Suicides : une étude pointe le poids des risques psychosociaux au travail

Une étude française, dont les résultats ont été dévoilés fin septembre, montre une association significative entre suicides et facteurs psychosociaux au travail. L’amélioration de la prévention des RPS pourrait permettre d’éviter de tels drames.

Publié le 8 octobre 2025 à 09h10 Lecture 4
Infirmière triste assise dans un couloir lumineux.
Les expositions aux risques psychosociaux au travail sont encore plus élevées chez les femmes que chez les hommes. © Adobe Stock

Les résultats du projet de recherche StressJem, dont l’objectif est d’explorer les associations entre facteurs psychosociaux au travail et mortalité dans la population active en France, ont été présentés lors de la journée scientifique organisée le 30 septembre par l’Agence nationale de sécurité sanitaire de l’alimentation, de l’environnement et du travail (Anses) et les services statistiques du ministère en charge du travail (Dares).

L’épidémiologiste Isabelle Niedhammer, directrice de recherche de l’Inserm pour l’institut de recherche en santé, environnement et travail (Irset) de Rennes, a précisé que ces résultats concernent la mortalité par suicide. « Si de nombreuses études ont montré l’importance des facteurs psychosociaux au travail dans la survenue de dépressions, les recherches sur la mortalité sont rares », a-t-elle souligné.

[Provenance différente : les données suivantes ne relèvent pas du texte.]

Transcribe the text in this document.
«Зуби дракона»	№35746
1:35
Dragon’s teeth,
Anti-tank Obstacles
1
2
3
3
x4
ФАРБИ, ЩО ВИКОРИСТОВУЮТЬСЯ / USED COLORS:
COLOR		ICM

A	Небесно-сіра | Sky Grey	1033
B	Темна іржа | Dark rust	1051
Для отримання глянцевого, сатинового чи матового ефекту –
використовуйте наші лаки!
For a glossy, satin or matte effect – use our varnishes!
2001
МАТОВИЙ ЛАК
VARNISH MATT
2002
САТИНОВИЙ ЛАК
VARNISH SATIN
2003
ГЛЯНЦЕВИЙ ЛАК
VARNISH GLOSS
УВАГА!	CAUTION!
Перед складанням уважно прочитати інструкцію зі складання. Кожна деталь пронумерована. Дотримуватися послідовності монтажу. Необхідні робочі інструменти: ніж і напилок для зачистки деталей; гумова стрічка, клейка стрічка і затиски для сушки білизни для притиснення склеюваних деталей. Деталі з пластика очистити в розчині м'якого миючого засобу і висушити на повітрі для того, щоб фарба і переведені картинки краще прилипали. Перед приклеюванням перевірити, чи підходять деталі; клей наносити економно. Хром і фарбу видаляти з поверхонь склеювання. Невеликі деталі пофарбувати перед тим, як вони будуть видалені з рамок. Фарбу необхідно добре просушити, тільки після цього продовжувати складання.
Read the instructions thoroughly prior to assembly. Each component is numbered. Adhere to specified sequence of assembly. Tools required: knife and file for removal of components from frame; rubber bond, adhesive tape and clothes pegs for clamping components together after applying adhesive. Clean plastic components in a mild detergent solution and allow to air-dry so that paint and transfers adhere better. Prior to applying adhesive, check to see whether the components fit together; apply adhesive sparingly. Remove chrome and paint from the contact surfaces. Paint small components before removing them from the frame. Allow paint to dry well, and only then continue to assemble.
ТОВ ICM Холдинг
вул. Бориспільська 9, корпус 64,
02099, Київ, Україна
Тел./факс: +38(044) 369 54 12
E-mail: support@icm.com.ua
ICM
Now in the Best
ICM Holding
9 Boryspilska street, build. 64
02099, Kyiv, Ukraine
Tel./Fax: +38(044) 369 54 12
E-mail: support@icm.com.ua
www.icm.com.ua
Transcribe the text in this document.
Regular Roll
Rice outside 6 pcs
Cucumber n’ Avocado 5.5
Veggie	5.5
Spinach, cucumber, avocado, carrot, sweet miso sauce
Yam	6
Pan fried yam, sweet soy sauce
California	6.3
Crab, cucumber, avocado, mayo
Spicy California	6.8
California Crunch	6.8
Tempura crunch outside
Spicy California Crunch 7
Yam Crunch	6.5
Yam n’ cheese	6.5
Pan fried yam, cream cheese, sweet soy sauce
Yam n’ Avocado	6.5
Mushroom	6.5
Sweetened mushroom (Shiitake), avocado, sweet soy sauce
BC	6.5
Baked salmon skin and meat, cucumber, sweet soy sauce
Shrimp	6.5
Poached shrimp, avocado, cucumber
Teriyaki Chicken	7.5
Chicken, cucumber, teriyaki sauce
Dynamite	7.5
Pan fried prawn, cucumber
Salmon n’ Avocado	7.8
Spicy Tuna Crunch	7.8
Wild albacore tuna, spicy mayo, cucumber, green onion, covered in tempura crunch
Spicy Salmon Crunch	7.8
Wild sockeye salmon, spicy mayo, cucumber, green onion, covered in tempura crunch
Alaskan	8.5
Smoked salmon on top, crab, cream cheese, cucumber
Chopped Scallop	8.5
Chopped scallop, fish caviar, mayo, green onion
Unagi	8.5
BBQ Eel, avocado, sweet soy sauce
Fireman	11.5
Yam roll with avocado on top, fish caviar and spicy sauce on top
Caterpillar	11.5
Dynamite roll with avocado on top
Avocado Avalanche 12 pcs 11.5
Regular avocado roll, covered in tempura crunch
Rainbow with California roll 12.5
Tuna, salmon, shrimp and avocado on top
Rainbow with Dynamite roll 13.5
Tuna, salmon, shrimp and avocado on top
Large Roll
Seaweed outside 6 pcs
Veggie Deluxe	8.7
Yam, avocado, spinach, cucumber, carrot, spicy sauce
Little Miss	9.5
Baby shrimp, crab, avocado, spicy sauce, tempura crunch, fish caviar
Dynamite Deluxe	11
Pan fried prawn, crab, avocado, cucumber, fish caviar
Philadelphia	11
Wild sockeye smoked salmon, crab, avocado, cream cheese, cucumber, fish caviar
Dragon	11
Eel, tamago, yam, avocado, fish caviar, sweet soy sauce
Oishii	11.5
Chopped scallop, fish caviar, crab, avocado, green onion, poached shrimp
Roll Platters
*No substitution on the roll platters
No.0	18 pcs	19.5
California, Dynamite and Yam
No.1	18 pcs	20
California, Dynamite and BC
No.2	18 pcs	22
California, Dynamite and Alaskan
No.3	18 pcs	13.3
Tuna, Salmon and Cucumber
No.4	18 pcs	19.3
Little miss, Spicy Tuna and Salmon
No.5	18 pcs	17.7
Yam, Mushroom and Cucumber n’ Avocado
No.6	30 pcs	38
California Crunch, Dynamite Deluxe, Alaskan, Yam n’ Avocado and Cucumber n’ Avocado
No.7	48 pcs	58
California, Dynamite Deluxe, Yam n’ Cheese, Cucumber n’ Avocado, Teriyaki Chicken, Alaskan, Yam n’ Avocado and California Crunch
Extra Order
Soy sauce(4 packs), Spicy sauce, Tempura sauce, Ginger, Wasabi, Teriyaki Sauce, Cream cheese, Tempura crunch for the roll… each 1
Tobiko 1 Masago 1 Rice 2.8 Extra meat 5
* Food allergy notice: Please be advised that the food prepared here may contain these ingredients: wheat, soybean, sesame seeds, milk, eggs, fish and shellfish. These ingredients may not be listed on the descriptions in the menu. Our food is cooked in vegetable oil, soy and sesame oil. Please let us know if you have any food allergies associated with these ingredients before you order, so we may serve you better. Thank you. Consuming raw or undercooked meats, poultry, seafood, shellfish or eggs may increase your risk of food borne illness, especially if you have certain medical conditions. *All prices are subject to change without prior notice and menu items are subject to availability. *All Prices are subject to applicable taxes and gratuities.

Une précédente étude de la chercheuse a montré que les expositions aux RPS au travail sont associées à des idées suicidaires, notamment le harcèlement. D’après cette enquête, les idées suicidaires concernent 3,5 % des salariés, hommes et femmes confondus.

Croisement de données

Pour mener à bien leur étude, Isabelle Niedhammer et ses collègues ont apparié différentes bases de données nationales existantes : données d’exposition aux risques professionnels de l’enquête Sumer, données relatives aux carrières professionnelles du panel DADS, données de mortalité du centre d’épidémiologie sur les causes médicales de décès (CépiDc) de l’Inserm…

L’échantillon suivi porte sur près de 1,5 million de personnes – 798 547 hommes et 697 785 femmes – pour lesquelles les chercheurs disposent à la fois de l’historique d’emploi et de la mortalité sur la période 1976–2002.

Les facteurs psychosociaux ont été évalués à l’aide du modèle de Karasek, outil fondamental pour l’évaluation des risques psychosociaux au travail. Ce modèle montre notamment que le « job strain », une situation de travail tendue, a des effets délétères sur la santé. Le job strain est souvent assimilé au stress au travail, mais il s’agit plutôt d’un déséquilibre entre de fortes exigences de travail (quantité de travail, intensité, demande psychologique…) et un manque d’autonomie au travail.

Les femmes en première ligne

Parmi les 1,5 million de personnes suivies sur la période, les chercheurs ont identifié 1 596 suicides chez les hommes et un peu de moins de 400 suicides chez les femmes. Les suicides sont habituellement plus fréquents chez les hommes que chez les femmes, mais le nombre de suicides en lien avec le travail serait plus important chez les femmes que chez les hommes. « En matière de fractions attribuables, c’est près de deux fois plus de suicide chez les femmes que chez les hommes », a précisé Isabelle Niedhammer.

En utilisant des méthodes statistiques reconnues, les chercheurs ont en effet calculé que les fractions de suicide attribuables au job strain sont de 9,13 % chez les femmes et de 5,29 % chez les hommes. « Si 10 % des suicides sont liés au job strain chez les femmes, cela signifie qu’un suicide sur dix pourrait être évité en l’absence d’expositions à ces facteurs psychosociaux », a continué la chercheuse.

S’agissant de l’iso-strain, c’est-à-dire le job strain combiné à un isolement de la personne, les fractions de suicide attribuables sont de 5,91 % pour les femmes et 3,56 % pour les hommes. « Ces différences peuvent s’expliquer par une prévalence d’exposition plus élevée pour les femmes que pour les hommes ». Les études montrent en effet que les expositions aux RPS sont toujours plus fortes chez les femmes.

Un quart des dépressions en lien avec le travail

La dépression est un facteur de risque majeur des suicides. « Le chemin causal entre facteurs psychosociaux au travail et suicide pourrait passer par la dépression », a poursuivi l’épidémiologiste.

Isabelle Niedhammer travaille de longue date sur les RPS et leurs effets sur la santé au travail. Avec d’autres collègues spécialisés en santé au travail et en épidémiologie, elle a publié en 2023 un rapport qui estime le nombre de dépressions en lien avec le travail dans 28 pays européens. D’après ce document, 26 % de ces pathologies seraient attribuables aux expositions psychosociales.
Un fardeau particulièrement élevé, qui montre l’urgence de s’attaquer à la souffrance au travail, bien souvent oubliée dans les discours sur la santé mentale.